Thanks Craig. Honestly, I am not sure that I would be too easy on them. It was a senior thesis and they knew enough to use a repeated measures ANOVA versus a independent groups ANOVA and also to randomize the sequences of the 3 conditions for each subject to avoid bias, which is the right way to do what is essentially a single sample cross-over study. That’s well beyond statistics 101. They got some things right.
A key problem that I have with this particular study and which caught my eye was the lack of quality in the thesis itself, which suggests a certain level of carelessness, which then has to make you wonder about the integrity of the rest of the design and conduct of the study. I am not an academic so not sure how their professor might grade this, but if they were to come to me with this study as an example of their research work, with those kinds of typos and errors, they would not have gotten an interview.
That all being said, a big problem with many of these studies, including this one, is that they are terribly underpowered. That leads to problematic conclusions that cannot be replicated by others. That in turn leads to conflicting results and the confusion and muddying of the waters that you mention, because of the high probability of Type I and Type II errors. In the case of the former, if a significant finding is observed, the likelihood is that the effect size is substantially overestimated. These studies do nothing to advance our knowledge, albeit they may serve the interests of the authors in meeting their professional needs to get published, more often than not, in journals that have weak peer review processes.
There was a recent article in Nature that covers the issue of underpowered studies that you might find interesting:
Power failure: why small sample size undermines the reliability of neuroscience
http://www.nature.com/nrn/journal/vaop/ncurrent/full/nrn3475.html
along with a commentary by one of the authors:
Unreliable neuroscience? Why power matters
http://www.guardian.co.uk/science/sifting-the-evidence/2013/apr/10/unreliable-neuroscience-power-matters
There was also some general media coverage of the Nature paper here:
http://www.theregister.co.uk/2013/04/12/brain_science_low_power_junk/
Thanks again Craig!
I’m assuming this was not published in a peer-reviewed journal, and if that’s the case I would cut them a lot of slack. Having supervised many, many undergraduate research projects over he past ten years the goal is typically not academic perfection, but rather getting completely inexperienced students some idea of what conducting a research project is like. In some sense the results are secondary to the process, which is learning how to do independent research.

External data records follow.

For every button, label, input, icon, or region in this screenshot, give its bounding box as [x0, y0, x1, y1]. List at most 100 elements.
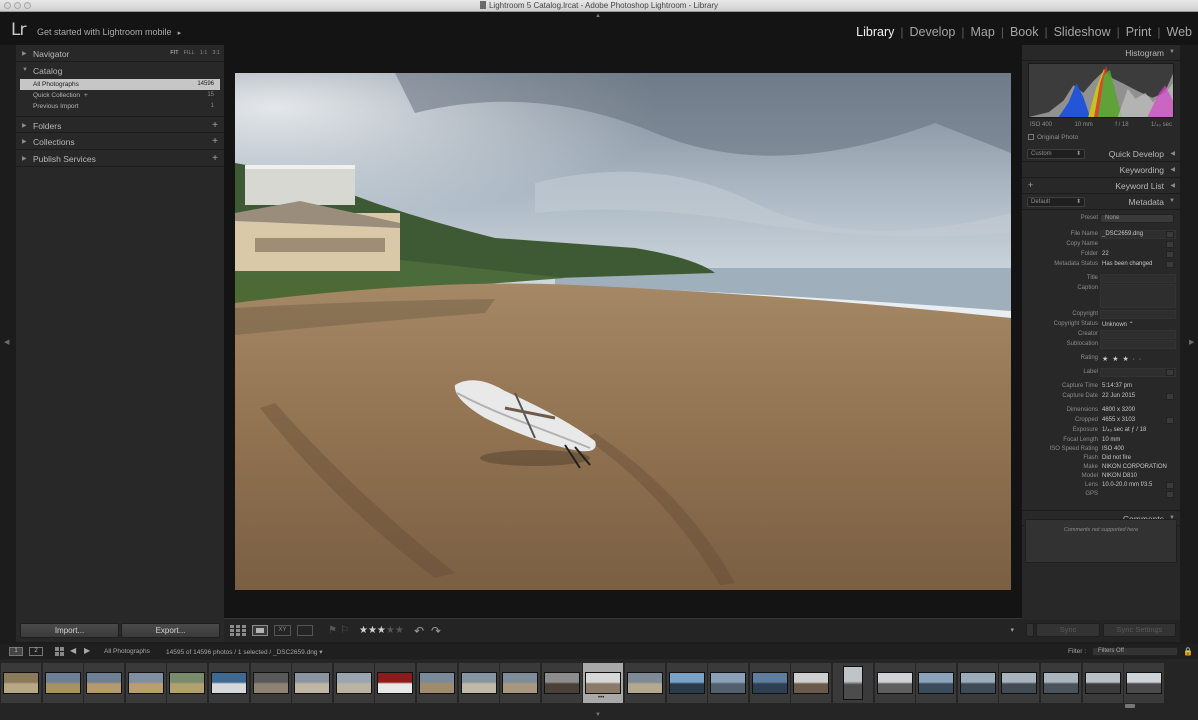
filmstrip-thumbnail[interactable] — [1041, 663, 1081, 703]
filmstrip-thumbnail[interactable] — [375, 663, 415, 703]
survey-view-icon[interactable] — [297, 625, 313, 636]
module-book[interactable]: Book — [1010, 25, 1039, 39]
add-publish-service-button[interactable]: + — [212, 153, 218, 164]
go-arrow-icon[interactable] — [1166, 393, 1174, 400]
lightroom-mobile-link[interactable]: Get started with Lightroom mobile ▸ — [37, 27, 181, 37]
catalog-header[interactable]: ▼ Catalog — [16, 62, 224, 79]
module-print[interactable]: Print — [1126, 25, 1152, 39]
filmstrip-thumbnail[interactable] — [1124, 663, 1164, 703]
go-arrow-icon[interactable] — [1166, 251, 1174, 258]
metadata-view-dropdown[interactable]: Default — [1027, 197, 1085, 207]
zoom-fill[interactable]: FILL — [184, 50, 195, 56]
filmstrip-thumbnail[interactable] — [708, 663, 748, 703]
filmstrip-thumbnail[interactable] — [500, 663, 540, 703]
filmstrip-thumbnail[interactable] — [958, 663, 998, 703]
loupe-view-icon[interactable] — [252, 625, 268, 636]
filmstrip-thumbnail[interactable] — [1, 663, 41, 703]
secondary-window-button[interactable]: 2 — [29, 647, 43, 656]
filmstrip-scrollbar[interactable] — [1125, 704, 1135, 708]
metadata-preset-dropdown[interactable]: None — [1100, 214, 1174, 223]
module-map[interactable]: Map — [971, 25, 995, 39]
catalog-item-all-photographs[interactable]: All Photographs 14596 — [20, 79, 220, 90]
back-arrow-icon[interactable]: ◀ — [70, 646, 76, 655]
collapse-top-panel-icon[interactable]: ▲ — [595, 13, 601, 19]
catalog-item-quick-collection[interactable]: Quick Collection + 15 — [20, 90, 220, 101]
module-develop[interactable]: Develop — [910, 25, 956, 39]
add-keyword-button[interactable]: + — [1028, 180, 1033, 190]
filmstrip-thumbnail-selected[interactable]: ••• — [583, 663, 623, 703]
collections-header[interactable]: ▶ Collections + — [16, 133, 224, 150]
publish-services-header[interactable]: ▶ Publish Services + — [16, 150, 224, 167]
catalog-item-previous-import[interactable]: Previous Import 1 — [20, 101, 220, 112]
main-window-button[interactable]: 1 — [9, 647, 23, 656]
histogram-graph[interactable] — [1028, 63, 1174, 118]
keywording-header[interactable]: Keywording ◀ — [1022, 162, 1180, 178]
original-photo-toggle[interactable]: Original Photo — [1028, 134, 1078, 141]
keyword-list-header[interactable]: + Keyword List ◀ — [1022, 178, 1180, 194]
title-field[interactable] — [1100, 274, 1176, 283]
export-button[interactable]: Export... — [121, 623, 220, 638]
filmstrip-thumbnail[interactable] — [667, 663, 707, 703]
reject-flag-icon[interactable]: ⚐ — [340, 625, 349, 636]
go-arrow-icon[interactable] — [1166, 231, 1174, 238]
filmstrip-thumbnail[interactable] — [251, 663, 291, 703]
filmstrip-thumbnail[interactable] — [334, 663, 374, 703]
grid-view-icon[interactable] — [230, 625, 246, 636]
compare-view-icon[interactable]: XY — [274, 625, 291, 636]
filmstrip-thumbnail[interactable] — [126, 663, 166, 703]
go-arrow-icon[interactable] — [1166, 241, 1174, 248]
rotate-right-icon[interactable]: ↷ — [431, 624, 441, 638]
copyright-field[interactable] — [1100, 310, 1176, 319]
filmstrip-thumbnail[interactable] — [459, 663, 499, 703]
zoom-fit[interactable]: FIT — [170, 50, 178, 56]
grid-icon[interactable] — [55, 647, 64, 656]
pick-flag-icon[interactable]: ⚑ — [328, 625, 337, 636]
filmstrip-source[interactable]: All Photographs — [104, 648, 150, 655]
module-library[interactable]: Library — [856, 25, 894, 39]
go-arrow-icon[interactable] — [1166, 261, 1174, 268]
go-arrow-icon[interactable] — [1166, 491, 1174, 498]
filmstrip-thumbnail[interactable] — [292, 663, 332, 703]
filmstrip-thumbnail[interactable] — [209, 663, 249, 703]
module-slideshow[interactable]: Slideshow — [1054, 25, 1111, 39]
caption-field[interactable] — [1100, 284, 1176, 308]
quick-develop-header[interactable]: Custom Quick Develop ◀ — [1022, 146, 1180, 162]
collapse-left-panel-icon[interactable]: ◀ — [4, 338, 9, 346]
navigator-header[interactable]: ▶ Navigator FIT FILL 1:1 3:1 — [16, 45, 224, 62]
sync-button[interactable]: Sync — [1036, 623, 1100, 637]
histogram-header[interactable]: Histogram ▼ — [1022, 45, 1180, 61]
sublocation-field[interactable] — [1100, 340, 1176, 349]
filmstrip-thumbnail[interactable] — [417, 663, 457, 703]
module-web[interactable]: Web — [1167, 25, 1192, 39]
rotate-left-icon[interactable]: ↶ — [414, 624, 424, 638]
folders-header[interactable]: ▶ Folders + — [16, 116, 224, 133]
filmstrip-status[interactable]: 14595 of 14596 photos / 1 selected / _DS… — [166, 648, 323, 656]
label-field[interactable] — [1100, 368, 1176, 377]
lock-icon[interactable]: 🔒 — [1183, 647, 1193, 656]
filmstrip-thumbnail[interactable] — [750, 663, 790, 703]
quick-develop-preset-dropdown[interactable]: Custom — [1027, 149, 1085, 159]
filmstrip-thumbnail[interactable] — [625, 663, 665, 703]
filmstrip-thumbnail[interactable] — [84, 663, 124, 703]
filmstrip-thumbnail[interactable] — [167, 663, 207, 703]
copyright-status-dropdown[interactable]: Unknown ⌃ — [1102, 321, 1134, 328]
filmstrip-thumbnail[interactable] — [833, 663, 873, 703]
filter-dropdown[interactable]: Filters Off — [1092, 647, 1178, 656]
zoom-1-1[interactable]: 1:1 — [200, 50, 208, 56]
filmstrip-thumbnail[interactable] — [875, 663, 915, 703]
filmstrip-thumbnail[interactable] — [1083, 663, 1123, 703]
sync-settings-button[interactable]: Sync Settings — [1103, 623, 1176, 637]
collapse-right-panel-icon[interactable]: ▶ — [1189, 338, 1194, 346]
filmstrip-thumbnail[interactable] — [916, 663, 956, 703]
creator-field[interactable] — [1100, 330, 1176, 339]
filmstrip-thumbnail[interactable] — [791, 663, 831, 703]
main-photo[interactable] — [235, 73, 1011, 590]
go-arrow-icon[interactable] — [1166, 482, 1174, 489]
rating-stars[interactable]: ★★★★★ — [359, 625, 404, 636]
filmstrip-thumbnail[interactable] — [43, 663, 83, 703]
metadata-header[interactable]: Default Metadata ▼ — [1022, 194, 1180, 210]
filmstrip-thumbnail[interactable] — [542, 663, 582, 703]
import-button[interactable]: Import... — [20, 623, 119, 638]
forward-arrow-icon[interactable]: ▶ — [84, 646, 90, 655]
add-collection-button[interactable]: + — [212, 136, 218, 147]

Occasionally you get a group of students who do a good enough job that you can publish a study in a peer reviewed journal, but that’s only happened once in ten years for me. As such, I wouldn’t make much of this study unless it is in a journal, if for no other reason than the research advisor might well know that it’s not of high enough quality to go through that process. Peer review has its problems, but it’s a hurdle that blocks some stuff at the door.
More and more institutions are putting undergraduate projects online for greater availability, despite the issues with that level of research. I getting a lot more in my alerts. They have to be interpreted for what they are. Obviously there are dangers involved in the reading, interpretation and appraisal of research (of whatever level) by those who are not familiar with the reading, interpretation and appraisal of research.